Andrew Spencer, CEO of Australian Pork, said: “Domestic subsidy programmes are generally not within the scope of free trade agreements. However, in this case, Canadian agricultural subsidies are so wide-ranging and have such a broad and far-reaching impact on overseas markets. It is on these grounds that we, along with the US and NZ, urge the TPP negotiators and governments to deal with these issues fairly as part of the process.”
New Zealand Pork CEO Owen Symmans said that both federal and provincial government subsidies were a concern, giving the example of the Province of Ontario’s new countervailable subsidy programme, the Risk Management Programme, which gives Canadian pork producers a guaranteed return.
“This sort of blatant subsidisation places competing pork producers, who do not subsidise their production, at a distinctive disadvantage,” he said.
A study by Dermot Hayes, an economist at Iowa State University, recently found that the Ontario Risk Management Programme would cut US pork production by more than 430,000 animals over five years, amounting to losses of more than $73m and costing nearly 600 pork industry jobs.
It also found that if the US were to introduce a system similar to the Quebec subsidy programme, it would increase pork production by 8.4% annually.
President of the US National Pork Producers Council (NPPC) RC Hunt said: “Canada needs to end its federal and provincial hog subsidy programmes, which are distorting the North American and world pork markets.

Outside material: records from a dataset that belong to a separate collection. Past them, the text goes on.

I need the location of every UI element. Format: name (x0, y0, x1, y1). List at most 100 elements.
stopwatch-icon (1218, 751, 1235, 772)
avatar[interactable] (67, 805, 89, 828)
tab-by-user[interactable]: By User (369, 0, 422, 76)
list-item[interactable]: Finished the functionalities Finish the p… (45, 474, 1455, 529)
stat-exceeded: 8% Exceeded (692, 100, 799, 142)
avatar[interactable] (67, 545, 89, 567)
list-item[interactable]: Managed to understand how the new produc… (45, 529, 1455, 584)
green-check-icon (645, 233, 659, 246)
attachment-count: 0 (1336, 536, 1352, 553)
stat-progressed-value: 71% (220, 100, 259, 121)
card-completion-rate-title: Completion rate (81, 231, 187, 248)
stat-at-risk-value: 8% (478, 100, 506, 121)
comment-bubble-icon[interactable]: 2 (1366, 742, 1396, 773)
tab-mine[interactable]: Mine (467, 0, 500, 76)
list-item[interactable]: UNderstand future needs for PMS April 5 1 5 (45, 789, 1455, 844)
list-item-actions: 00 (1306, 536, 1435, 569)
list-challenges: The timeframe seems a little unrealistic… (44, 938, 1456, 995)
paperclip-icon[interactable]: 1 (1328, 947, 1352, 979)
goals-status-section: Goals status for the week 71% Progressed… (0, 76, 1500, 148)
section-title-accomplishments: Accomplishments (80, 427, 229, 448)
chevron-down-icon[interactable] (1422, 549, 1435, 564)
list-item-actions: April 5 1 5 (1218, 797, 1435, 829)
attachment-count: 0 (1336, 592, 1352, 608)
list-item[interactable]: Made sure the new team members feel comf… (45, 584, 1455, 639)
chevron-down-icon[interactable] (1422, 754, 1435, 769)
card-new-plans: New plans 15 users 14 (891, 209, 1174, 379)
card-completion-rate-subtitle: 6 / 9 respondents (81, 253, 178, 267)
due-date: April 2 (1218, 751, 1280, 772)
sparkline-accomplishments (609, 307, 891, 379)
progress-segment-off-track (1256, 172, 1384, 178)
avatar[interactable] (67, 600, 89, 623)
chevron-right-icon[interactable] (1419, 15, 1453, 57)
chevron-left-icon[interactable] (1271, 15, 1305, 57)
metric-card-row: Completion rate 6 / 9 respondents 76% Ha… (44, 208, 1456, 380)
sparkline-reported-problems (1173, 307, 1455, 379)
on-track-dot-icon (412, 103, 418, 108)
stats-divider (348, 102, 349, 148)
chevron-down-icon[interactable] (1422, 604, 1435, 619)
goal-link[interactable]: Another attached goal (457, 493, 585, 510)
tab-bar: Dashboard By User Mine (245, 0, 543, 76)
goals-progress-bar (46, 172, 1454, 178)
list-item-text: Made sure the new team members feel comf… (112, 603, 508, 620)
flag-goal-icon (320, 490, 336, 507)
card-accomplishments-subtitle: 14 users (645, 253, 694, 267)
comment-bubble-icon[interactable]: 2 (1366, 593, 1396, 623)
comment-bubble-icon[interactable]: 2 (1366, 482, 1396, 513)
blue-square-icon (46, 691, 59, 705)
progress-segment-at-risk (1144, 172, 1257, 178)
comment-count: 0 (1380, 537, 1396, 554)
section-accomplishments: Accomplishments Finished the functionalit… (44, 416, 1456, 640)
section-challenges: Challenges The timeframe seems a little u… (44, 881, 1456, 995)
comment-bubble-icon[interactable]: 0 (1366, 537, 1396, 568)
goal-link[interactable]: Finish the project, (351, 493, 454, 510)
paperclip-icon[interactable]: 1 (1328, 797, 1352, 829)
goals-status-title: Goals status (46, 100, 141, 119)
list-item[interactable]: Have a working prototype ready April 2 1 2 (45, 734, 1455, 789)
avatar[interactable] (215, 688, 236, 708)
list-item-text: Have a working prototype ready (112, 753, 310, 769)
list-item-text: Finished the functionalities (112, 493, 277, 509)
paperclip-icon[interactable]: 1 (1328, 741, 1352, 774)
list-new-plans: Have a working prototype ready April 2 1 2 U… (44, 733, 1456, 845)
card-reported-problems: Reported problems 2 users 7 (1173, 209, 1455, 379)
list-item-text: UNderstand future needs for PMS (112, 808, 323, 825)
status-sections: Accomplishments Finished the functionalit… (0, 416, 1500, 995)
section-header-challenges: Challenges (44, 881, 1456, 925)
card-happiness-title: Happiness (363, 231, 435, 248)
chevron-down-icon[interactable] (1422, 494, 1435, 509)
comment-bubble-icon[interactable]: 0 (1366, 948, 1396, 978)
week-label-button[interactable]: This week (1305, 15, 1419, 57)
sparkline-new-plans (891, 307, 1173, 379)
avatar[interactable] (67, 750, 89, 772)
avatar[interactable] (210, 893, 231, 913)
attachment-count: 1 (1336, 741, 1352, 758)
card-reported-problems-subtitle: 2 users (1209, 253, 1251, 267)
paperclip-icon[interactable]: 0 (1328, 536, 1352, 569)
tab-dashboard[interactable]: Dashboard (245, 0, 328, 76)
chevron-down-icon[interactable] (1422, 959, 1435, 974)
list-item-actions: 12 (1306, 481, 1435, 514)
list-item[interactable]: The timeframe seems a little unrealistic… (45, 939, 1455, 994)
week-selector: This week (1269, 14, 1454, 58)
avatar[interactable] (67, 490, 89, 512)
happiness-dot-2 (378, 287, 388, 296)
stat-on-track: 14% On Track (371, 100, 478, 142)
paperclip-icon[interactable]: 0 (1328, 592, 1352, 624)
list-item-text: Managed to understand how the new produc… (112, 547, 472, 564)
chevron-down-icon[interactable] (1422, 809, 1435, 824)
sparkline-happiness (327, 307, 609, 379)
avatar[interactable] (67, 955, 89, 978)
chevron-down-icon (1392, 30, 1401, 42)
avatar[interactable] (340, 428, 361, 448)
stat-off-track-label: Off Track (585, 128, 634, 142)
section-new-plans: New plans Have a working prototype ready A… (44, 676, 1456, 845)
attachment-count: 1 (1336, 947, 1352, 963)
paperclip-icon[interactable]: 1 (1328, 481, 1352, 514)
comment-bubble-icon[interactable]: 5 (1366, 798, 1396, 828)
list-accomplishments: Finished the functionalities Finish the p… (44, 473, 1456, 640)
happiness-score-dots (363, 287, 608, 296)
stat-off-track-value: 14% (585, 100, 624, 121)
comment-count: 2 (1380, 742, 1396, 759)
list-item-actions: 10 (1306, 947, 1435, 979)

“If the US had a subsidy programme similar to Quebec’s, for example, we would double pork production in 10 years, to the severe detriment of our Canadian counterparts. Subsidy programmes are antithetical to free trade and to the spirit of the TPP negotiations that Canada is entering.”
In the past, Canada has deflected criticism of its subsidy programmes by pointing to the US Mandatory Country of Origin Labelling law (MCOOL). However, US pork producers have insisted that they are not in favour of MCOOL and are urging the US government to comply with the WTO’s recent ruling that the laws violate US trade obligations.
“You cannot argue that MCOOL distorts the hog markets, then ignore the far greater impact of the Canadian subsidy programmes,” said Doug Wolf, NPPC’s immediate past-president and chairman of its trade committee.